Um Karies und Paradontitis bei Kindern und Jugendlichen möglichst zu vermeiden, spricht sich der Zahnarzt Dr. Alexander Mory schon bei dieser Zielgruppe für eine regelmäßige professionelle Mundhygiene beim Zahnarzt aus. „Überstehen Jugendliche ihre Pubertät ohne Karies, so bleiben sie sehr häufig auch den Rest ihres Lebens davon verschont“, so Mory.

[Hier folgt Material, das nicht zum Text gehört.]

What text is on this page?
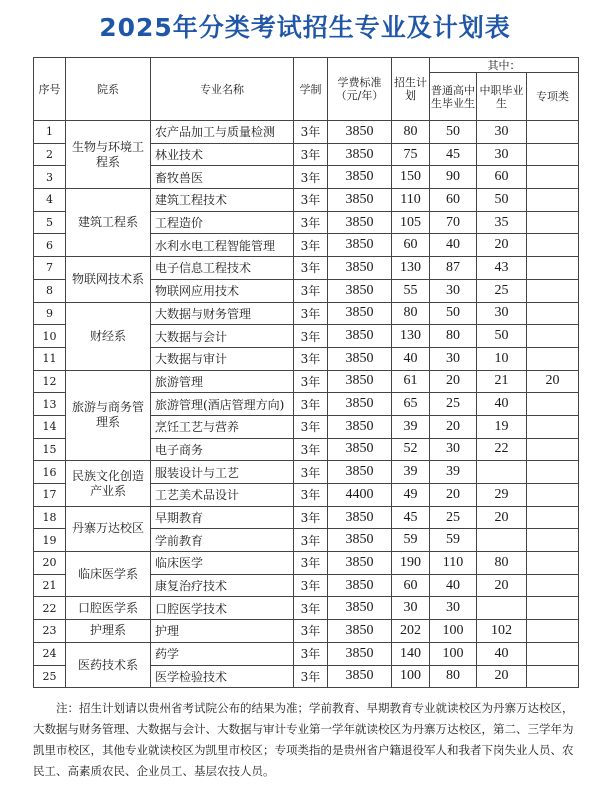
2025年分类考试招生专业及计划表
序号	院系	专业名称	学制	学费标准（元/年）	招生计划	其中：		
						普通高中生毕业生	中职毕业生	专项类
1	生物与环境工程系	农产品加工与质量检测	3年	3850	80	50	30	
2		林业技术	3年	3850	75	45	30	
3		畜牧兽医	3年	3850	150	90	60	
4	建筑工程系	建筑工程技术	3年	3850	110	60	50	
5		工程造价	3年	3850	105	70	35	
6		水利水电工程智能管理	3年	3850	60	40	20	
7	物联网技术系	电子信息工程技术	3年	3850	130	87	43	
8		物联网应用技术	3年	3850	55	30	25	
9	财经系	大数据与财务管理	3年	3850	80	50	30	
10		大数据与会计	3年	3850	130	80	50	
11		大数据与审计	3年	3850	40	30	10	
12	旅游与商务管理系	旅游管理	3年	3850	61	20	21	20
13		旅游管理(酒店管理方向)	3年	3850	65	25	40	
14		烹饪工艺与营养	3年	3850	39	20	19	
15		电子商务	3年	3850	52	30	22	
16	民族文化创造产业系	服装设计与工艺	3年	3850	39	39		
17		工艺美术品设计	3年	4400	49	20	29	
18	丹寨万达校区	早期教育	3年	3850	45	25	20	
19		学前教育	3年	3850	59	59		
20	临床医学系	临床医学	3年	3850	190	110	80	
21		康复治疗技术	3年	3850	60	40	20	
22	口腔医学系	口腔医学技术	3年	3850	30	30		
23	护理系	护理	3年	3850	202	100	102	
24	医药技术系	药学	3年	3850	140	100	40	
25		医学检验技术	3年	3850	100	80	20	
注：招生计划请以贵州省考试院公布的结果为准；学前教育、早期教育专业就读校区为丹寨万达校区，大数据与财务管理、大数据与会计、大数据与审计专业第一学年就读校区为丹寨万达校区，第二、三学年为凯里市校区，其他专业就读校区为凯里市校区；专项类指的是贵州省户籍退役军人和我者下岗失业人员、农民工、高素质农民、企业员工、基层农技人员。
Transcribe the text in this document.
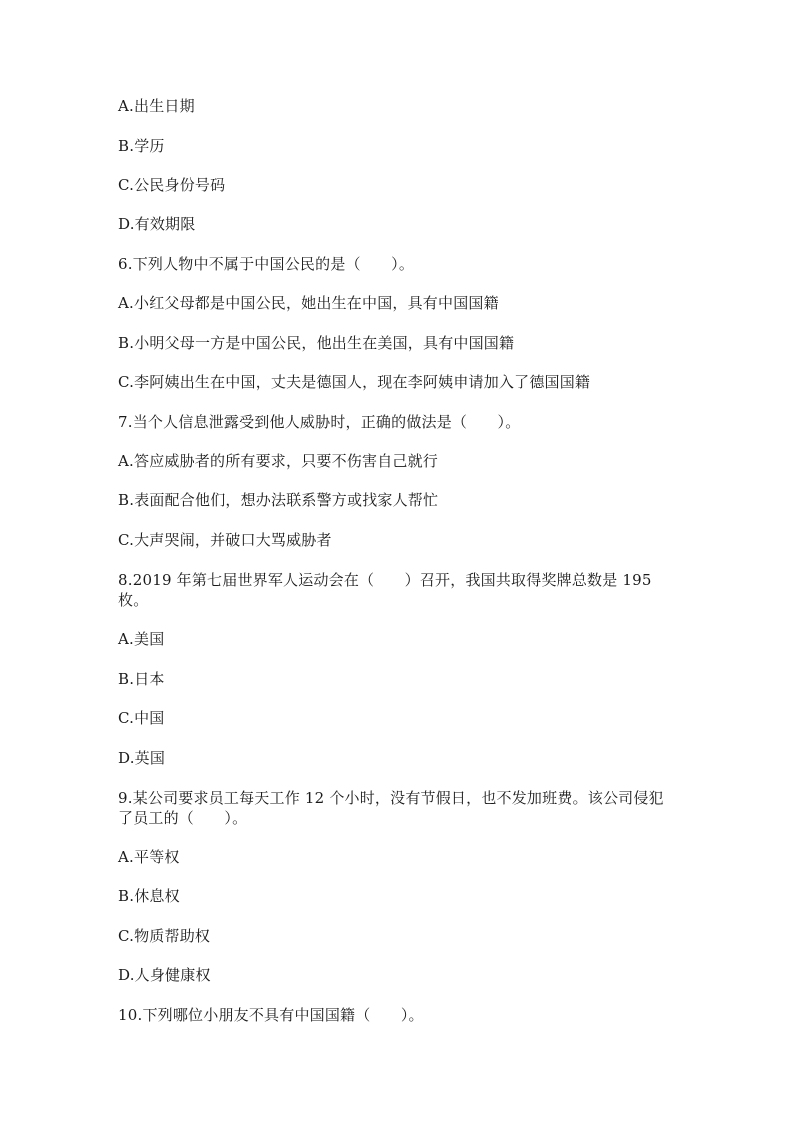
A.出生日期
B.学历
C.公民身份号码
D.有效期限
6.下列人物中不属于中国公民的是（　　）。
A.小红父母都是中国公民，她出生在中国，具有中国国籍
B.小明父母一方是中国公民，他出生在美国，具有中国国籍
C.李阿姨出生在中国，丈夫是德国人，现在李阿姨申请加入了德国国籍
7.当个人信息泄露受到他人威胁时，正确的做法是（　　）。
A.答应威胁者的所有要求，只要不伤害自己就行
B.表面配合他们，想办法联系警方或找家人帮忙
C.大声哭闹，并破口大骂威胁者
8.2019 年第七届世界军人运动会在（　　）召开，我国共取得奖牌总数是 195 枚。
A.美国
B.日本
C.中国
D.英国
9.某公司要求员工每天工作 12 个小时，没有节假日，也不发加班费。该公司侵犯了员工的（　　）。
A.平等权
B.休息权
C.物质帮助权
D.人身健康权
10.下列哪位小朋友不具有中国国籍（　　）。
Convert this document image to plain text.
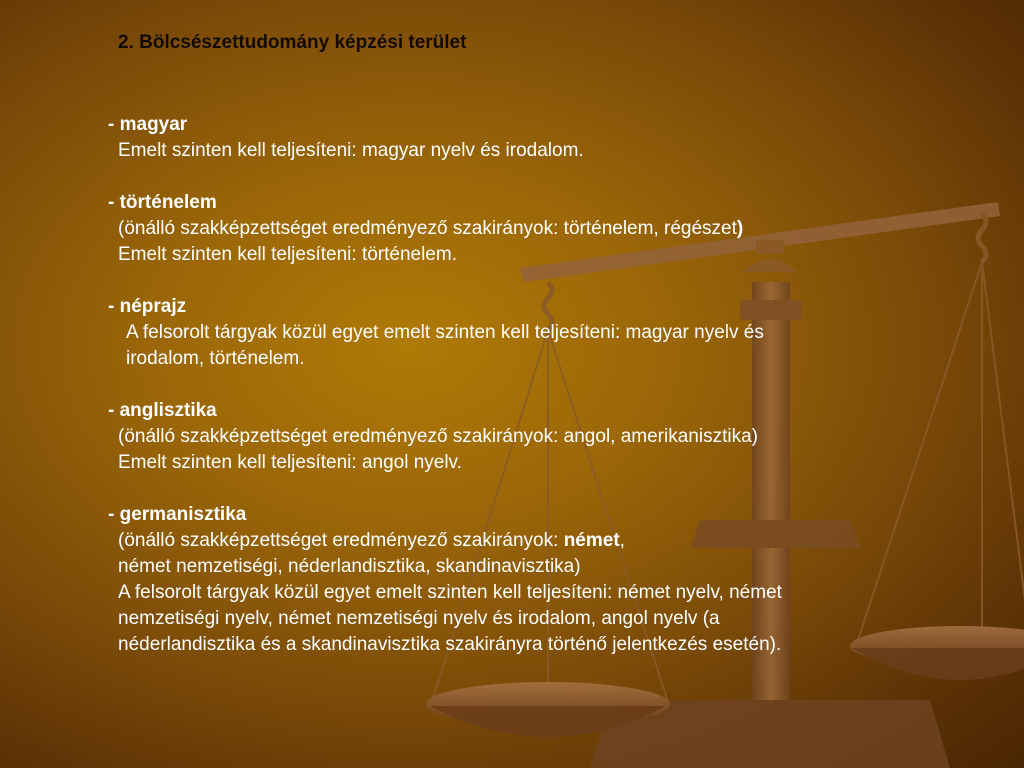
2. Bölcsészettudomány képzési terület
- magyar
Emelt szinten kell teljesíteni: magyar nyelv és irodalom.
- történelem
(önálló szakképzettséget eredményező szakirányok: történelem, régészet)
Emelt szinten kell teljesíteni: történelem.
- néprajz
A felsorolt tárgyak közül egyet emelt szinten kell teljesíteni: magyar nyelv és
irodalom, történelem.
- anglisztika
(önálló szakképzettséget eredményező szakirányok: angol, amerikanisztika)
Emelt szinten kell teljesíteni: angol nyelv.
- germanisztika
(önálló szakképzettséget eredményező szakirányok: német,
német nemzetiségi, néderlandisztika, skandinavisztika)
A felsorolt tárgyak közül egyet emelt szinten kell teljesíteni: német nyelv, német
nemzetiségi nyelv, német nemzetiségi nyelv és irodalom, angol nyelv (a
néderlandisztika és a skandinavisztika szakirányra történő jelentkezés esetén).
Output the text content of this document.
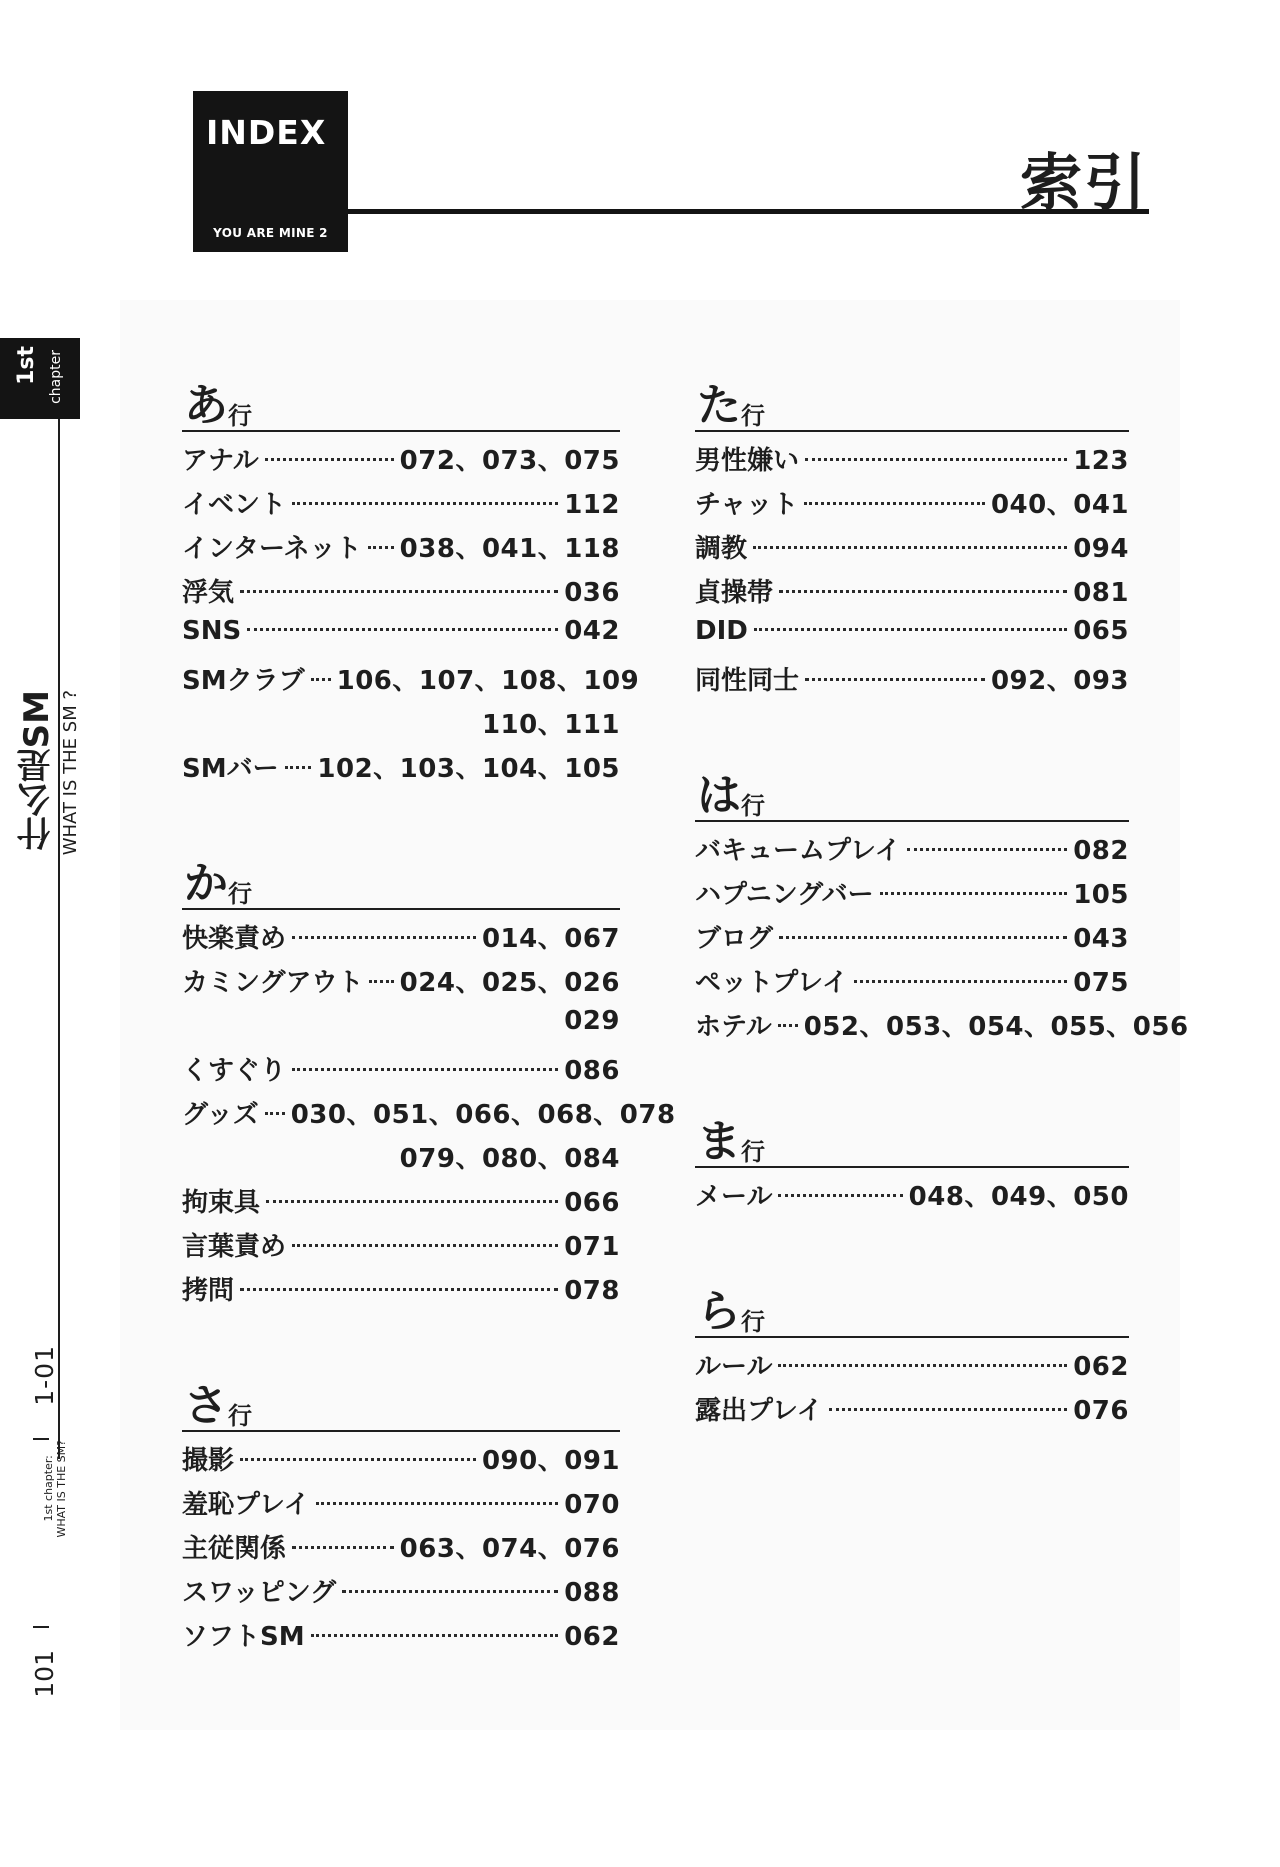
INDEX
YOU ARE MINE 2
索引
1st chapter
什么是SM WHAT IS THE SM ?
1-01
1st chapter:
WHAT IS THE SM?
101
あ 行
アナル	072、073、075
イベント	112
インターネット 038、041、118
浮気	036
SNS	042
SMクラブ 106、107、108、109
110、111
SMバー 102、103、104、105
か 行
快楽責め	014、067
カミングアウト 024、025、026
029
くすぐり	086
グッズ 030、051、066、068、078
079、080、084
拘束具	066
言葉責め	071
拷問	078
さ 行
撮影	090、091
羞恥プレイ	070
主従関係	063、074、076
スワッピング	088
ソフトSM	062
た 行
男性嫌い	123
チャット	040、041
調教	094
貞操帯	081
DID	065
同性同士	092、093
は 行
バキュームプレイ	082
ハプニングバー	105
ブログ	043
ペットプレイ	075
ホテル 052、053、054、055、056
ま 行
メール	048、049、050
ら 行
ルール	062
露出プレイ	076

Benimmregeln für Kaugummikauer

An der Broschüre „Teens Teeth“ hat auch Österreichs Benimmguru Nummer eins, Thomas Schäfer- Elmayer, mitgearbeitet. Für ihn ist Mundhygiene nicht nur wichtig, sie sollte seiner Meinung nach auch mit Stil erfolgen. So stellen etwa zuckerfreie Kaugummis – wenn Zähneputzen gerade nicht möglich ist – für den Wiener Tanzschulchef durchaus eine Möglichkeit dar, für frischen Atem zu sorgen. Allerdings sollten Teenies auch hier einige „Benimmregeln“ beachten: „In meiner Tanzschule herrscht Kaugummiverbot“, berichtete Schäfer-Elmayer: „Die Jugendlichen kommen aus dem Takt, wenn sie beim Tanzen Kaugummi kauen.“ Und entsorgt werden sollte der Gummi auch nicht, indem er einfach auf die Straße geworfen wird, vielmehr sollte er dezent in ein Stück Papier gewickelt und in den nächsten Mistkübel gesteckt werden.

Gemeinsam für die Schüler

„Als Schulärzte wollen wir unsere Rolle an der Schule nutzen, um gemeinsam mit den Lehrern einen wesentlichen Beitrag zur Gesundheitsbildung der Schüler zu leisten“, erläuterte Schulärztepräsidentin Ju-dith Glazer: „Wir hoffen, dass auch diesmal viele Schulen unser Angebot wahrnehmen.“

Im Herbst 2010 stellt die GSÖ zum Thema Zahnpflege auch ein Angebot für Volksschulkinder bzw. deren Eltern zur Verfügung.